KI kann durchaus mit umfangreichem historischem Wissen überzeugen. Doch wie geht sie mit geschichtlich sensiblen Inhalten um? Wie gut eignet sich eine englische PowerPoint-Präsentation für französischsprachige Märkte? Wie müssen französische Inhalte aufbereitet werden, damit sie in unterschiedlichen französischsprachigen Ländern verwendet werden können? Was ist, wenn ein Text beispielsweise Bezug auf bestimmte historische Ereignisse nimmt? In ehemaligen französischen Kolonien in Afrika würden diese mit großer Sicherheit eine andere Wirkung auf den Leser haben als in Frankreich. Wie steht die US-amerikanische Bevölkerung heutzutage zu Christoph Kolumbus?
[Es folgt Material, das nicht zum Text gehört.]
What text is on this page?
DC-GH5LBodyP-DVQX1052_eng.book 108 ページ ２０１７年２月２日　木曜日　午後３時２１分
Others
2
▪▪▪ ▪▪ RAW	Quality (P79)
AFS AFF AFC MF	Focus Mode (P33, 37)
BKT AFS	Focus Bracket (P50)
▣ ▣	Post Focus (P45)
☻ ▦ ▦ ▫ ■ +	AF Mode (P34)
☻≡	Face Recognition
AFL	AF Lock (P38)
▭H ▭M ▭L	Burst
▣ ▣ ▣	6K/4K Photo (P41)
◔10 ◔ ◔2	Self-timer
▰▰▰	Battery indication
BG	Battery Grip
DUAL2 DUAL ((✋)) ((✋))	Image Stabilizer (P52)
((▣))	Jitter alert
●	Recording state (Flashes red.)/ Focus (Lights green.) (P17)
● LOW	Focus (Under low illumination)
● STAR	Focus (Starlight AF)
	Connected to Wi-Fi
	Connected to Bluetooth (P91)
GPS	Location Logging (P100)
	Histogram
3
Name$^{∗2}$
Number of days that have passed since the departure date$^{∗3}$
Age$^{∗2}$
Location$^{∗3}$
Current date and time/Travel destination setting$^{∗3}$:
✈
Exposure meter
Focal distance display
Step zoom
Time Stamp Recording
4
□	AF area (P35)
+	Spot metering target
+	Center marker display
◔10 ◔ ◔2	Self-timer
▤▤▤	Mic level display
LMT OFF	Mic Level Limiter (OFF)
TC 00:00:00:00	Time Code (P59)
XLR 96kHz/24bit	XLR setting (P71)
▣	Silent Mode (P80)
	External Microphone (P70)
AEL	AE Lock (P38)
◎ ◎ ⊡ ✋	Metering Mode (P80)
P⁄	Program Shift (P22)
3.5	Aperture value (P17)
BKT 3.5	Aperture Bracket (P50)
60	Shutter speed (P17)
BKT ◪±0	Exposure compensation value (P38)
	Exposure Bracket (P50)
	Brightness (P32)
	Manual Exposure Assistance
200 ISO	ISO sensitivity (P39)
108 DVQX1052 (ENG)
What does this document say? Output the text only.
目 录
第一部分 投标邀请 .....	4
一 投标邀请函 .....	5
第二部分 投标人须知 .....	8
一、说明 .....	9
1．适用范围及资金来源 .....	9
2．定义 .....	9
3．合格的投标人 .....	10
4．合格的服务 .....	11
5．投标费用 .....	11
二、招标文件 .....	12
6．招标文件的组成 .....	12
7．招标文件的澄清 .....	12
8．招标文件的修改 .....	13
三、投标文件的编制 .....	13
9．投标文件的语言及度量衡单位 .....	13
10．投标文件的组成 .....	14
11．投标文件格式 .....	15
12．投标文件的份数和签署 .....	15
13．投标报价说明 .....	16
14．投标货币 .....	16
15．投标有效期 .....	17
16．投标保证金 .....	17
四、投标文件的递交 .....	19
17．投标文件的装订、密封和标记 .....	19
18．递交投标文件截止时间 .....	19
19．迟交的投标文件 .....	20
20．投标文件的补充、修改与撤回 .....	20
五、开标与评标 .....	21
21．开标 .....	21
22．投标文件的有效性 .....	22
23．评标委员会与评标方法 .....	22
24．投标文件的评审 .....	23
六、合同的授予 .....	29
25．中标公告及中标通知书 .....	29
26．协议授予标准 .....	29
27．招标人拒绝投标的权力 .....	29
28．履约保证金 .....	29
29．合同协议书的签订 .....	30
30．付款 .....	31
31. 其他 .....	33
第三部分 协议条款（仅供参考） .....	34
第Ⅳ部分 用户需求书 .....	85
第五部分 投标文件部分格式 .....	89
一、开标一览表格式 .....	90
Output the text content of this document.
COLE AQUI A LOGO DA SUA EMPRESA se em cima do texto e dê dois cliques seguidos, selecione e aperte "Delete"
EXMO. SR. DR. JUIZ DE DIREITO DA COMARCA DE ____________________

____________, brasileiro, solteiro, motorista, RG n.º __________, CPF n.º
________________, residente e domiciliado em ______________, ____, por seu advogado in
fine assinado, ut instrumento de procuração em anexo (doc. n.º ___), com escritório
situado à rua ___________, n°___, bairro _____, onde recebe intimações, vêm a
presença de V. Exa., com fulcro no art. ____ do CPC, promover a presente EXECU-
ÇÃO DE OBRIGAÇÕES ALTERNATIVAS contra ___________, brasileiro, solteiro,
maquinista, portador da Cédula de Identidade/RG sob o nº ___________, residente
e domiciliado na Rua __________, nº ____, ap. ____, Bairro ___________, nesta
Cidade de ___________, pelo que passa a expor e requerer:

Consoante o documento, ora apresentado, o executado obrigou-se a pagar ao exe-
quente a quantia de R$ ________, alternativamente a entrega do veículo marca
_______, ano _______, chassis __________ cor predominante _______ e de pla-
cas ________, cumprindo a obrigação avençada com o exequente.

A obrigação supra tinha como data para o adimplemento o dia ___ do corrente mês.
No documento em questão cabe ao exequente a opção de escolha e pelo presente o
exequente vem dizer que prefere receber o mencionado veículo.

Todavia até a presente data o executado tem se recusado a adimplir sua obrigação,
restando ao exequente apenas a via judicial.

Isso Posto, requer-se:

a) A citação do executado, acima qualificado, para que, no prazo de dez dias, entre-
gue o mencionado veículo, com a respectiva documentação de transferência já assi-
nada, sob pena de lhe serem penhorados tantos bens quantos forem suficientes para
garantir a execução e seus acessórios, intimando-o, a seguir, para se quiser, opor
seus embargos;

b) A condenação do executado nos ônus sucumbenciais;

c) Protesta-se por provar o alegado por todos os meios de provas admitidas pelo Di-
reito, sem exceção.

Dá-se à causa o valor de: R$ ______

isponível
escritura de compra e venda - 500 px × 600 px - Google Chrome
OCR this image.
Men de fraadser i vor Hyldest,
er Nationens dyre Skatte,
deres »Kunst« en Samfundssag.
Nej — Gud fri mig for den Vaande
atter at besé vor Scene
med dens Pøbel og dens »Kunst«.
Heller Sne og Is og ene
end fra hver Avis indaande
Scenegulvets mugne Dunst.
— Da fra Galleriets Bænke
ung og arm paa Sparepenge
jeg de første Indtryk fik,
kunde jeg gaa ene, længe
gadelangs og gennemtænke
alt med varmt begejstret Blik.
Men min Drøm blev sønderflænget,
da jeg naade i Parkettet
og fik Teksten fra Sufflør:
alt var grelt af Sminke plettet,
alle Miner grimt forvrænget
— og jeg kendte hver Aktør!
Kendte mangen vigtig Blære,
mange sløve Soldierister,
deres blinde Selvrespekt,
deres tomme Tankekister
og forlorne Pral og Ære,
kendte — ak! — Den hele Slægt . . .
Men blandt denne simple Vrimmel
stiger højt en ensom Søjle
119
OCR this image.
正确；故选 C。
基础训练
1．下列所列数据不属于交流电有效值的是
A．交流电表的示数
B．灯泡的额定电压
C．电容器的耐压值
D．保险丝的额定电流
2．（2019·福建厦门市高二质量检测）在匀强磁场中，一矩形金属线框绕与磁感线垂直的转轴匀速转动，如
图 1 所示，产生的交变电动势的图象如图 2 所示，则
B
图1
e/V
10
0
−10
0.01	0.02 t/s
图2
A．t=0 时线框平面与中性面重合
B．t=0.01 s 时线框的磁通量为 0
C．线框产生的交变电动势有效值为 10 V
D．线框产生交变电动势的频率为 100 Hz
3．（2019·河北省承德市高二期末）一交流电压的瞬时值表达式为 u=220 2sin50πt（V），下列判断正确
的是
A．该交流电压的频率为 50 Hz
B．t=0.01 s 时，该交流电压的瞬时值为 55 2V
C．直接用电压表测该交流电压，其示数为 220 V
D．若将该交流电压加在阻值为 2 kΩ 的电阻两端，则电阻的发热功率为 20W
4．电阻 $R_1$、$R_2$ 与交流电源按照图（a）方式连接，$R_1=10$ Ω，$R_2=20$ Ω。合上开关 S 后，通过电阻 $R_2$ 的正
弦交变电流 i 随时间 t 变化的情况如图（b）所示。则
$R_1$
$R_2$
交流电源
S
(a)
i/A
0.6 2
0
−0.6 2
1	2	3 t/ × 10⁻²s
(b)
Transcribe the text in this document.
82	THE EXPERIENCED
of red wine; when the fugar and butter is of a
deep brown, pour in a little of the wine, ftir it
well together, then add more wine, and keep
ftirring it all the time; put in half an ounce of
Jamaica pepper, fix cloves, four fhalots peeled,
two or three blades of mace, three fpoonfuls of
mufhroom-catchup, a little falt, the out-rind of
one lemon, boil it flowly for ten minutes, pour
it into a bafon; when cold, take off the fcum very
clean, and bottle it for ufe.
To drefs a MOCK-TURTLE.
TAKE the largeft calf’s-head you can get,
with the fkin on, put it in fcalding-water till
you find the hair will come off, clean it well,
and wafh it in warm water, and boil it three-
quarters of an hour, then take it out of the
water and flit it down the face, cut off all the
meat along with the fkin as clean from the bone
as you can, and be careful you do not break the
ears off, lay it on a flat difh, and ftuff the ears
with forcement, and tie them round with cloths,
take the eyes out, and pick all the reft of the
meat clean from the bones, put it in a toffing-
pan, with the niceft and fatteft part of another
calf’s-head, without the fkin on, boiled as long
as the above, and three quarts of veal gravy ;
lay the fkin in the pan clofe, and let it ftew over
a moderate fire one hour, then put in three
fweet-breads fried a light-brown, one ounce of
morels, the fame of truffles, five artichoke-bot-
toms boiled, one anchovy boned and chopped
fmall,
Können bei einer Marketingkampagne für mandarinsprachige Regionen dieselben historischen Bezüge für den kantonesischen Markt verwendet werden?
Künstliche Intelligenz ist zweifellos in der Lage, Beeindruckendes zu leisten. Wenn Sie die richtigen Fragen stellen, kann sie Ihnen dabei helfen, die passenden Antworten zu finden. So können Sie beispielsweise mithilfe von KI eine Checkliste erstellen, die alle wichtigen Aspekte aufführt, die beachtet werden sollten, wenn lokalisierte Inhalte auf kulturelle Sensibilität überprüft werden. Diese kann wiederum Sprachexperten oder -dienstleistern als Grundlage dienen, um sicherzustellen, dass alle Texte optimal für die jeweilige Zielregion angepasst sind.